Votre album, sorti début janvier a rencontré un énorme succès, où voulez-vous qu’il vous emmène ?

« Je n’ai vraiment pas d’attentes, il est déjà en train de m’emmener là ou je ne pensais pas. Numéro 1 de Ultratop c’est un rêve de petite fille qui se concrétise comme la sortie de cet album et le vinyle. Le 5 octobre je passe à l’Ancienne Belgique, je rêvais aussi de jouer dans cette salle.  J’espère qu’il plaira à un maximum de gens et qu’on puisse encore continuer à faire de la scène comme aujourd’hui. Cette envie là est raisonnable je pense. »

Vous avez mis 2 années à enregistrer et écrire votre album, qui est un bijou de la musique, quel processus créatif se cache derrière ?

« Je suis très solitaire, je n’ai jamais essayé d’écrire ailleurs que toute seule dans ma chambre. Je fonctionne très fort à l’intuition quand j’écris. Je fais écouter les chansons à mon producteur, on en discute et puis on fait un tri. Après, les musiciens donnent leur avis. Une démarche assez classique je pense. Le pas suivant, c’est la présentation au public sur scène et les réactions. Pour Raw, nous avons fait un mix entre ce qui a plu au public et ce qui nous parlait le plus. »

Où puisez-vous l’inspiration pour écrire vos chansons ?

« Dans tout, dans une autre musique, dans un film, une phrase, un livre. Dans une expérience vécue aussi.  J’écris souvent sur ce que je vis parce que je ne sais pas réellement parler d’autre chose. Mais j’écris aussi sur ce qui se passe autour de moi et ce qui me touche, c’est-à-dire ma famille, mes proches. C’est plus facile d’écrire dans des périodes difficiles parce que j’ai plus de choses à exprimer. Dans ces moments là, la musique est un exutoire. Et puis Gainsbourg disait que prendre une photo du ciel c’était bien mais que la photo n’était jamais aussi belle que quand il se passe quelque chose, quand il y a un orage, quand il pleut, quand il y a une tempête. Et pas quand tu as un grand ciel bleu. »

Quelle chanson a été la plus difficile à écrire ?

« Pas tellement à écrire parce qu’en général quand ce n’est pas assez abouti, je zappe, mais plutôt à arranger. C’est ‘Yellow Eyes’, on ne trouvait pas le bon arrangement, mais grâce à François qui a fait un travail extraordinaire, on a pu finalement la sortir. »

Et laquelle est la plus personnelle même si elles le sont toutes ?

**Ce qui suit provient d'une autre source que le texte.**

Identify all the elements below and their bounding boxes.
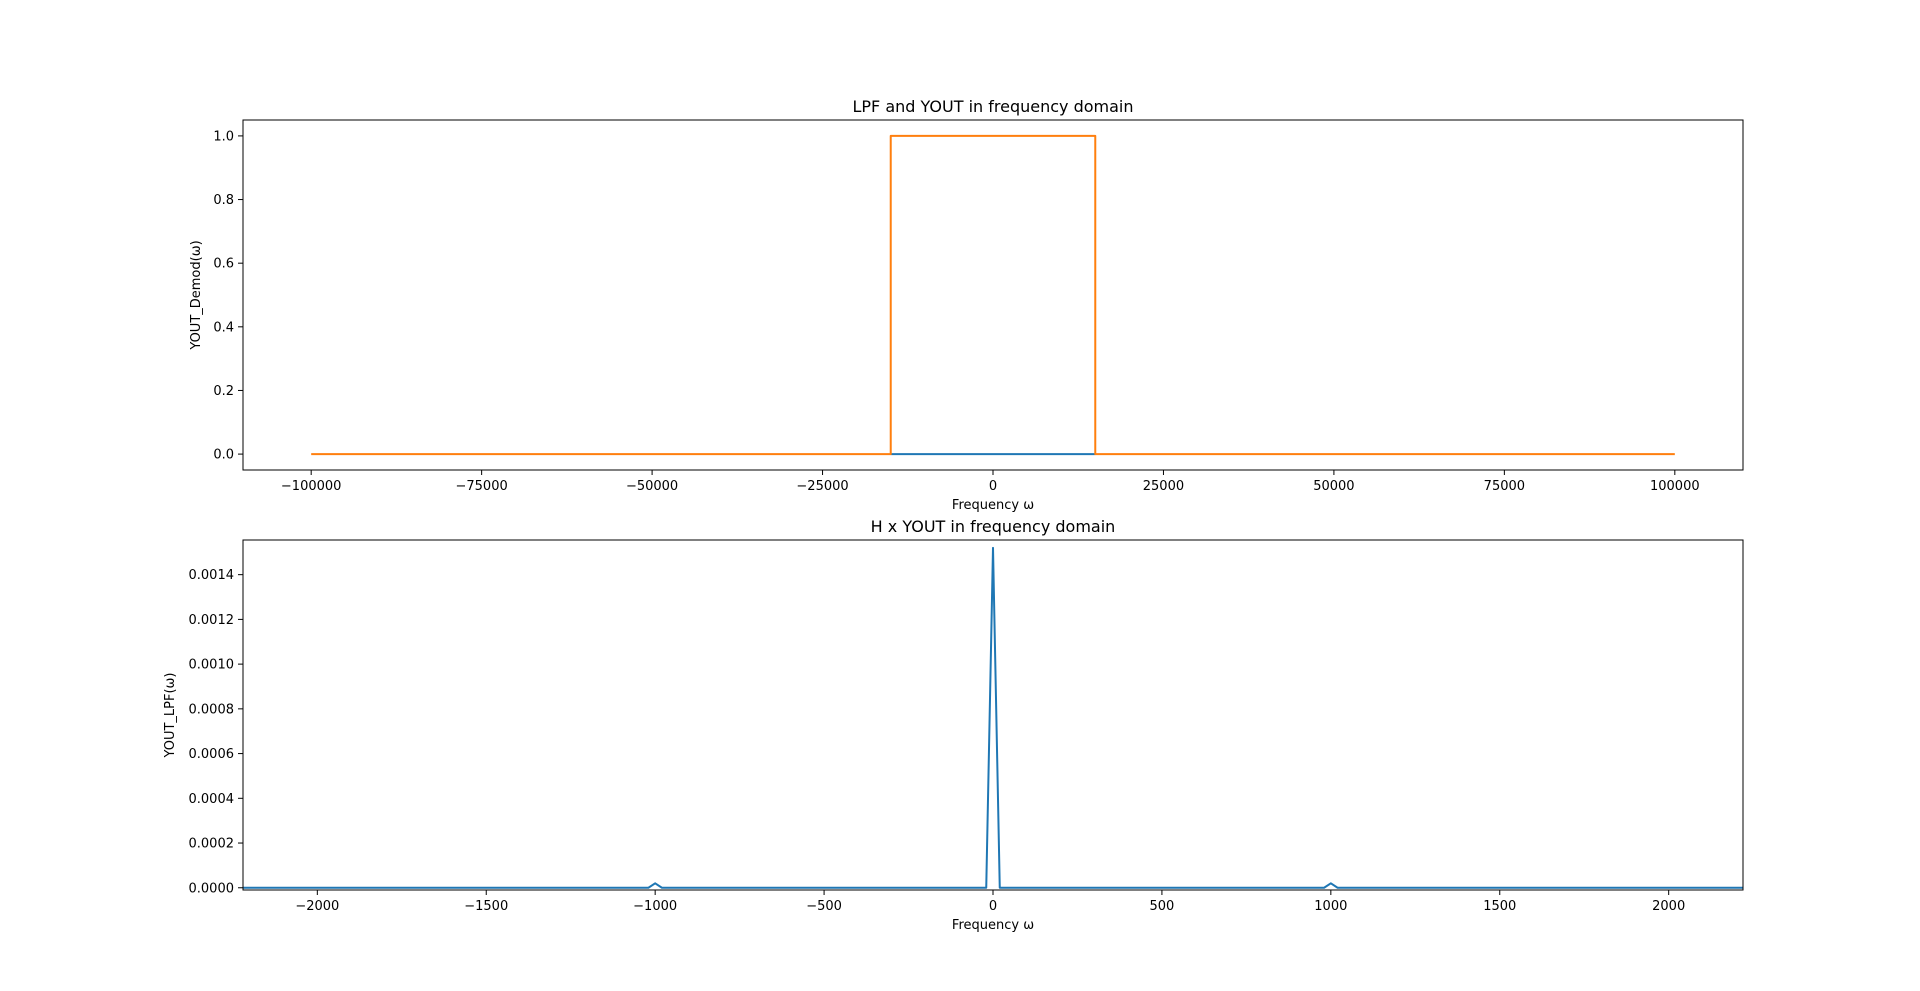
bottom-chart: H x YOUT in frequency domain −2000 −1500−… [163, 517, 1744, 933]
bottom-chart-x-tick-label: −1500 [464, 899, 508, 914]
top-chart-y-tick-label: 0.6 [213, 257, 234, 272]
top-chart-x-label: Frequency ω [952, 498, 1034, 513]
top-chart-x-tick-label: 25000 [1143, 479, 1184, 494]
top-chart-y-tick-label: 0.2 [213, 384, 234, 399]
bottom-chart-x-tick-label: −1000 [633, 899, 677, 914]
top-chart-x-tick-label: 75000 [1484, 479, 1525, 494]
bottom-chart-y-tick-label: 0.0002 [189, 837, 235, 852]
top-chart-y-tick-label: 1.0 [213, 129, 234, 144]
bottom-chart-x-tick-label: 1000 [1314, 899, 1347, 914]
bottom-chart-y-ticks: 0.0000 0.0002 0.0004 0.0006 0.0008 0.0010 0.00… [189, 568, 243, 896]
bottom-chart-x-label: Frequency ω [952, 918, 1034, 933]
bottom-chart-y-tick-label: 0.0014 [189, 568, 235, 583]
top-chart-x-tick-label: 50000 [1313, 479, 1354, 494]
bottom-chart-title: H x YOUT in frequency domain [871, 517, 1116, 536]
top-chart-y-ticks: 0.0 0.2 0.4 0.6 0.8 1.0 [213, 129, 243, 463]
bottom-chart-y-tick-label: 0.0004 [189, 792, 235, 807]
bottom-chart-x-ticks: −2000 −1500 −1000 −500 0 500 1000 1500 2000 [295, 890, 1685, 914]
top-chart-x-tick-label: −100000 [281, 479, 342, 494]
bottom-chart-x-tick-label: 1500 [1483, 899, 1516, 914]
top-chart-x-tick-label: −50000 [626, 479, 678, 494]
bottom-chart-y-tick-label: 0.0006 [189, 747, 235, 762]
top-chart-x-ticks: −100000 −75000 −50000 −25000 0 25000 50000 7500… [281, 470, 1700, 494]
bottom-chart-x-tick-label: −2000 [295, 899, 339, 914]
top-chart: LPF and YOUT in frequency domain −100000… [189, 97, 1744, 513]
top-chart-title: LPF and YOUT in frequency domain [852, 97, 1133, 116]
top-chart-x-tick-label: 0 [989, 479, 997, 494]
top-chart-x-tick-label: −75000 [456, 479, 508, 494]
top-chart-y-tick-label: 0.4 [213, 320, 234, 335]
top-chart-series [311, 134, 1675, 456]
bottom-chart-x-tick-label: 0 [989, 899, 997, 914]
top-chart-y-label: YOUT_Demod(ω) [189, 240, 204, 350]
bottom-chart-x-tick-label: 500 [1150, 899, 1175, 914]
bottom-chart-series-line-1 [243, 546, 1743, 889]
bottom-chart-y-tick-label: 0.0000 [189, 881, 235, 896]
bottom-chart-y-tick-label: 0.0010 [189, 658, 235, 673]
top-chart-series-line-2 [311, 134, 1675, 456]
bottom-chart-x-tick-label: −500 [806, 899, 842, 914]
top-chart-y-tick-label: 0.0 [213, 448, 234, 463]
bottom-chart-x-tick-label: 2000 [1652, 899, 1685, 914]
bottom-chart-y-tick-label: 0.0008 [189, 702, 235, 717]
top-chart-x-tick-label: −25000 [796, 479, 848, 494]
top-chart-y-tick-label: 0.8 [213, 193, 234, 208]
top-chart-x-tick-label: 100000 [1650, 479, 1700, 494]
bottom-chart-series [243, 546, 1743, 889]
top-chart-frame [242, 119, 1744, 471]
bottom-chart-y-tick-label: 0.0012 [189, 613, 235, 628]
bottom-chart-y-label: YOUT_LPF(ω) [163, 672, 178, 758]
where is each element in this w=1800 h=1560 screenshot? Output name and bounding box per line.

« ‘Floating’ qui est une déclaration d’amour mais qui est pour l’instant celle qui a une résonance particulière pour moi tant pour les paroles que pour la mélodie. C’est difficile car chaque chanson est très personnelle.  Certaines sont sombres ou plus compliquées mais ‘Floating’ qui est plutôt gaie a été enregistrée vraiment par hasard. On n’allait pas la mettre sur l’album et on a bien fait de le faire parce que beaucoup de gens m’en parlent maintenant. Comme quoi quand c’est spontanné, ca marche vraiment bien. »

Comment avez-vous réussi à faire de cette voix qui vous complexait un atout ?

« C’est vrai que j’ai une voix un peu androgyne. Ca n’a pas été facile comme processus d’identification à l’adolescence. J’étais un peu garçon manqué, je jouais avec les potes de mon frère, j’étais le 11 ième joueur de foot. Même mon père confondait ma voix avec celle de mon frère. En plus, les standards de l’époque étaient des voix ultra féminines comme Mariah Carey. Je me suis dit que si je n’étais pas capable de reprendre les chansons des autres, il fallait que je crée les miennes. J’ai commencé à apprivoiser ma voix et je me suis lancée dans des piano bars et rendu compte que je pouvais en faire une force plutôt qu’une faiblesse. »

Avez-vous un rituel avant de monter sur scène ?

« Oui, je me maquille seule, parce que cela me permet d’être concentrée et de me focaliser sur autre chose. J’ai aussi un petit geste porte-bonheur avec mes musiciens devenus entretemps ma petite famille. »

Qu’est-ce qui fait un bon chanteur ?

« La qualité principale que j’aime chez un autre chanteur, c’est quand j’ai l’impression qu’il vit ce qu’il chante et qu’il s’oublie totalement. Etre sincère et connecté pour raconter quelque chose qui touche le public. »

Je tiens encore à chaleureusement remercier Typh Barrow pour sa gentillesse et le temps qu’elle a voulu consacrer à cette interview.